M. C... soutient que sont également déductibles, d’une part, les sommes versées par l’intermédiaire des sociétés RIA France SAS et Tap Tap Send à des tiers attestant les avoir remises à Mme K... et M. B... G... et, d’autre part, les dépenses de santé exposées par ses parents au titre de l’année 2019. Toutefois, si M. C... justifie avoir réalisé, au cours de l’année 2019, des transferts d’argent au bénéfice notamment de Mme A... J..., sa demi-sœur, de M. D... G... et de Mme H... G..., fils et fille de M. B... G..., les seuls éléments permettant d’affirmer que ces tiers ont effectivement remis les sommes en litige aux ascendants de M. C... sont des attestations des intéressés sans caractère probant suffisant. Au regard de la charge de la preuve qui incombe au requérant et la nature des pièces produites, l’administration fiscale était fondée à écarter ces justificatifs pour ne retenir comme probants que les récépissés des versements internationaux de fonds. Par ailleurs, pour démontrer qu’il a pris en charge des dépenses de santé exposées par ses parents, le requérant se prévaut d’un devis d’hospitalisation de M. L... C... daté du 13 septembre 2019 et d’une facture d’hospitalisation de
Mme K... pour la période de janvier 2018 à décembre 2019. Cependant, un simple devis ne permet pas de justifier de l’existence d’un paiement et il n’est pas établi que M. C... aurait pris en charge l’hospitalisation de ses parents autrement que par les transferts d’argent à leur bénéfice dont l’administration fiscale a déjà admis qu’ils constituaient une pension alimentaire déductible pour le calcul du revenu imposable du requérant.

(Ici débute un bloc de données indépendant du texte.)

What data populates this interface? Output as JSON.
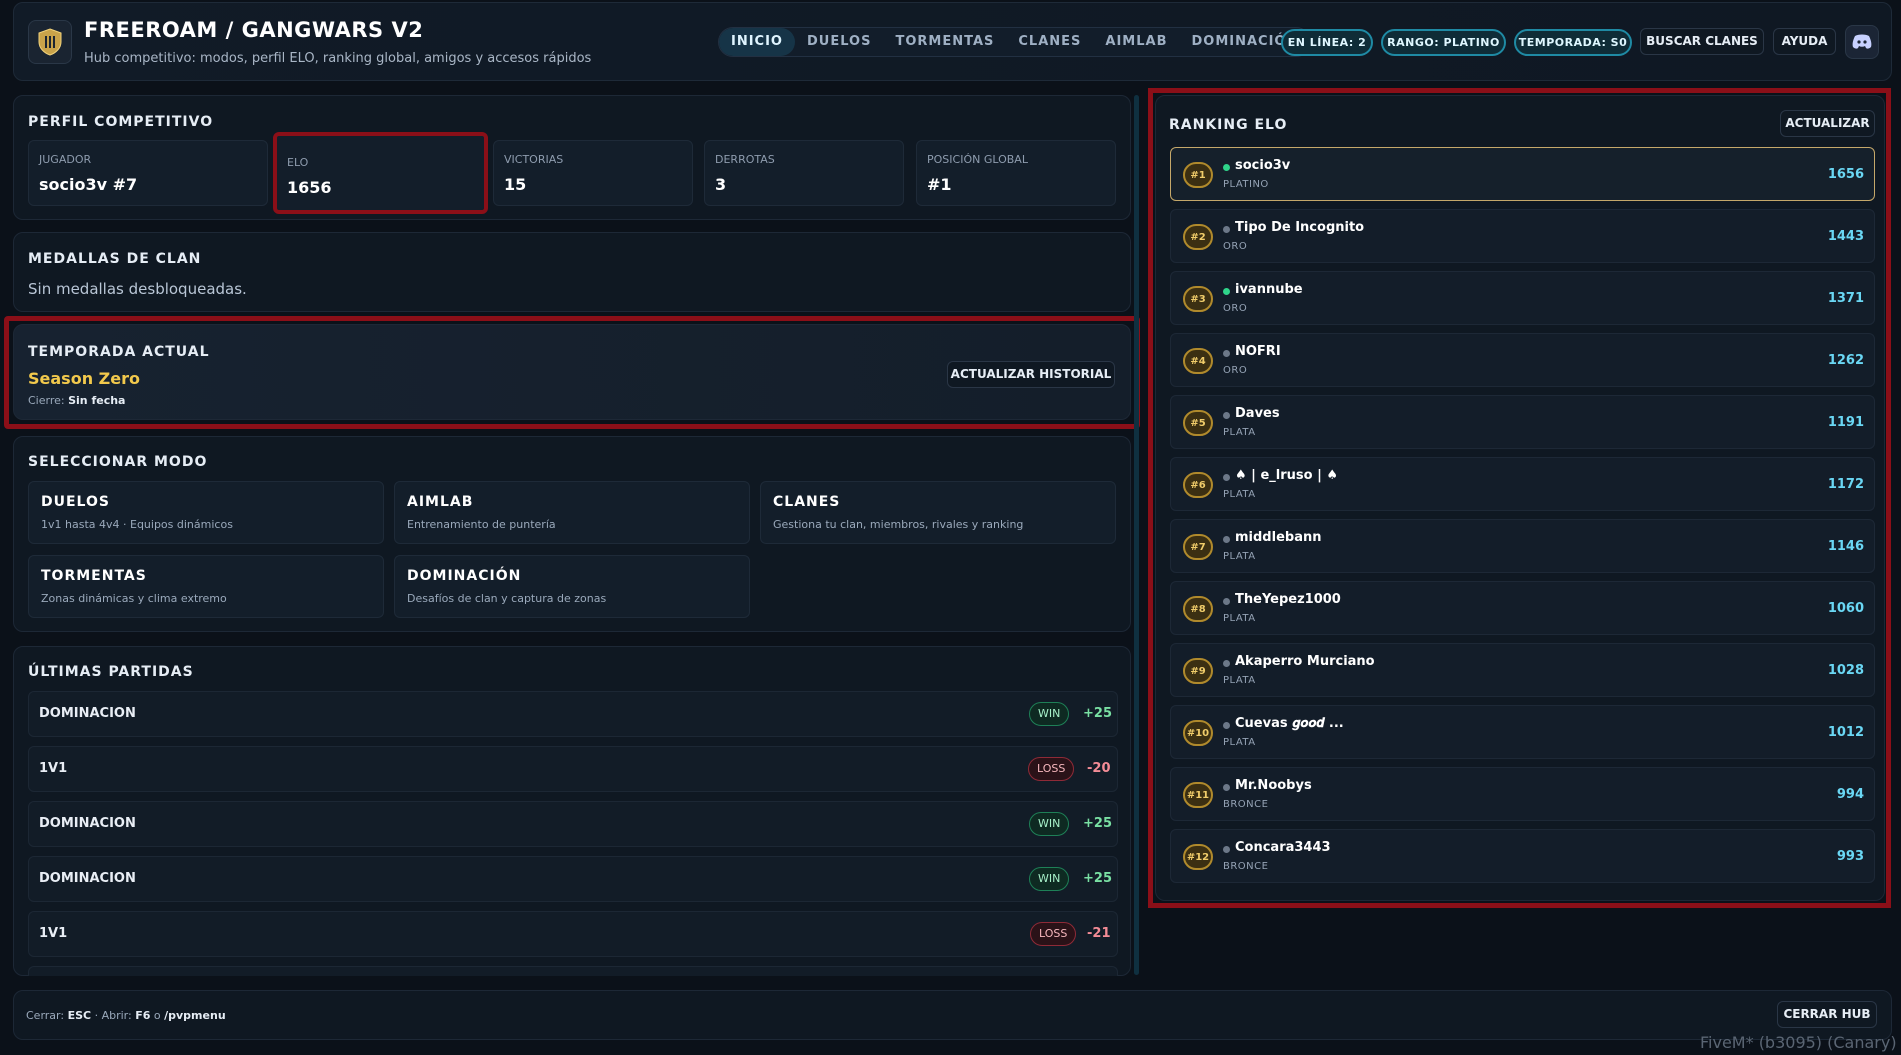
{
  "header": {
    "title": "FREEROAM / GANGWARS V2",
    "subtitle": "Hub competitivo: modos, perfil ELO, ranking global, amigos y accesos rápidos",
    "nav": [
      "INICIO",
      "DUELOS",
      "TORMENTAS",
      "CLANES",
      "AIMLAB",
      "DOMINACIÓN"
    ],
    "pills": {
      "online": "EN LÍNEA: 2",
      "rank": "RANGO: PLATINO",
      "season": "TEMPORADA: S0"
    },
    "buttons": {
      "search_clans": "BUSCAR CLANES",
      "help": "AYUDA"
    }
  },
  "profile": {
    "title": "PERFIL COMPETITIVO",
    "stats": [
      {
        "label": "JUGADOR",
        "value": "socio3v #7"
      },
      {
        "label": "ELO",
        "value": "1656"
      },
      {
        "label": "VICTORIAS",
        "value": "15"
      },
      {
        "label": "DERROTAS",
        "value": "3"
      },
      {
        "label": "POSICIÓN GLOBAL",
        "value": "#1"
      }
    ]
  },
  "medals": {
    "title": "MEDALLAS DE CLAN",
    "text": "Sin medallas desbloqueadas."
  },
  "season": {
    "title": "TEMPORADA ACTUAL",
    "name": "Season Zero",
    "close_label": "Cierre:",
    "close_value": "Sin fecha",
    "button": "ACTUALIZAR HISTORIAL"
  },
  "modes": {
    "title": "SELECCIONAR MODO",
    "items": [
      {
        "name": "DUELOS",
        "desc": "1v1 hasta 4v4 · Equipos dinámicos"
      },
      {
        "name": "AIMLAB",
        "desc": "Entrenamiento de puntería"
      },
      {
        "name": "CLANES",
        "desc": "Gestiona tu clan, miembros, rivales y ranking"
      },
      {
        "name": "TORMENTAS",
        "desc": "Zonas dinámicas y clima extremo"
      },
      {
        "name": "DOMINACIÓN",
        "desc": "Desafíos de clan y captura de zonas"
      }
    ]
  },
  "matches": {
    "title": "ÚLTIMAS PARTIDAS",
    "items": [
      {
        "mode": "DOMINACION",
        "result": "WIN",
        "delta": "+25"
      },
      {
        "mode": "1V1",
        "result": "LOSS",
        "delta": "-20"
      },
      {
        "mode": "DOMINACION",
        "result": "WIN",
        "delta": "+25"
      },
      {
        "mode": "DOMINACION",
        "result": "WIN",
        "delta": "+25"
      },
      {
        "mode": "1V1",
        "result": "LOSS",
        "delta": "-21"
      }
    ]
  },
  "ranking": {
    "title": "RANKING ELO",
    "button": "ACTUALIZAR",
    "players": [
      {
        "pos": "#1",
        "name": "socio3v",
        "tier": "PLATINO",
        "elo": "1656",
        "online": true
      },
      {
        "pos": "#2",
        "name": "Tipo De Incognito",
        "tier": "ORO",
        "elo": "1443",
        "online": false
      },
      {
        "pos": "#3",
        "name": "ivannube",
        "tier": "ORO",
        "elo": "1371",
        "online": true
      },
      {
        "pos": "#4",
        "name": "NOFRI",
        "tier": "ORO",
        "elo": "1262",
        "online": false
      },
      {
        "pos": "#5",
        "name": "Daves",
        "tier": "PLATA",
        "elo": "1191",
        "online": false
      },
      {
        "pos": "#6",
        "name": "♠ | e_lruso | ♠",
        "tier": "PLATA",
        "elo": "1172",
        "online": false
      },
      {
        "pos": "#7",
        "name": "middlebann",
        "tier": "PLATA",
        "elo": "1146",
        "online": false
      },
      {
        "pos": "#8",
        "name": "TheYepez1000",
        "tier": "PLATA",
        "elo": "1060",
        "online": false
      },
      {
        "pos": "#9",
        "name": "Akaperro Murciano",
        "tier": "PLATA",
        "elo": "1028",
        "online": false
      },
      {
        "pos": "#10",
        "name": "Cuevas 𝒈𝒐𝒐𝒅 ...",
        "tier": "PLATA",
        "elo": "1012",
        "online": false
      },
      {
        "pos": "#11",
        "name": "Mr.Noobys",
        "tier": "BRONCE",
        "elo": "994",
        "online": false
      },
      {
        "pos": "#12",
        "name": "Concara3443",
        "tier": "BRONCE",
        "elo": "993",
        "online": false
      }
    ]
  },
  "footer": {
    "close_label": "Cerrar:",
    "close_key": "ESC",
    "open_label": "· Abrir:",
    "open_key": "F6",
    "or": "o",
    "command": "/pvpmenu",
    "button": "CERRAR HUB"
  },
  "watermark": "FiveM* (b3095) (Canary)"
}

Par suite, c’est par une exacte application des dispositions susvisées que l’administration a estimé que la pension alimentaire que M. C... pouvait déduire s’élevait à 1 082 euros au titre de 2017 et 1 880 euros au titre de l’année 2019.
Il résulte de tout ce qui précède que M. C... n’est pas fondé à demander la décharge des cotisations supplémentaires d’impôt sur le revenu auxquelles il a été assujetti au titre des années 2017 et 2019, ainsi que des pénalités dont ces cotisations supplémentaires sont assorties.
Sur les frais liés au litige :
Les dispositions de l’article L. 761-1 du code de justice administrative font obstacle à ce que l’Etat, qui n’a pas la qualité de partie perdante, verse à M. C... la somme qu’il réclame au titre des frais qu’il a exposés et non compris dans les dépens.
D E C I D E :
Article 1er : Il n’y a pas lieu de statuer sur les conclusions présentées par M. C... à hauteur du dégrèvement supplémentaire de 91 euros en droits et pénalités au titre de l’année 2019 prononcé par l’administration en cours d’instance.
Article 2 : Le surplus des conclusions de la requête est rejeté.
Article 3 : Le présent jugement sera notifié à M. I... C... et à la directrice départementale des finances publiques de Seine-et-Marne.
Délibéré après l’audience du 23 octobre 2025, à laquelle siégeaient :
Mme Janicot, présidente,
M. Delamotte, conseiller,
M. Teste, conseiller.
Rendu public par mise à disposition au greffe le 14 novembre 2025.
Le rapporteur,
Signé : C. DELAMOTTE
La présidente,
Signé : M. JANICOT
La présidente,
M. JANICOT
La greffière,
Signé : V. DAVID
La République mande et ordonne à la directrice départementale des finances publiques de Seine-et-Marne en ce qui la concerne ou à tous commissaires de justice à ce requis en ce qui concerne les voies de droit commun contre les parties privées, de pourvoir à l’exécution de la présente décision.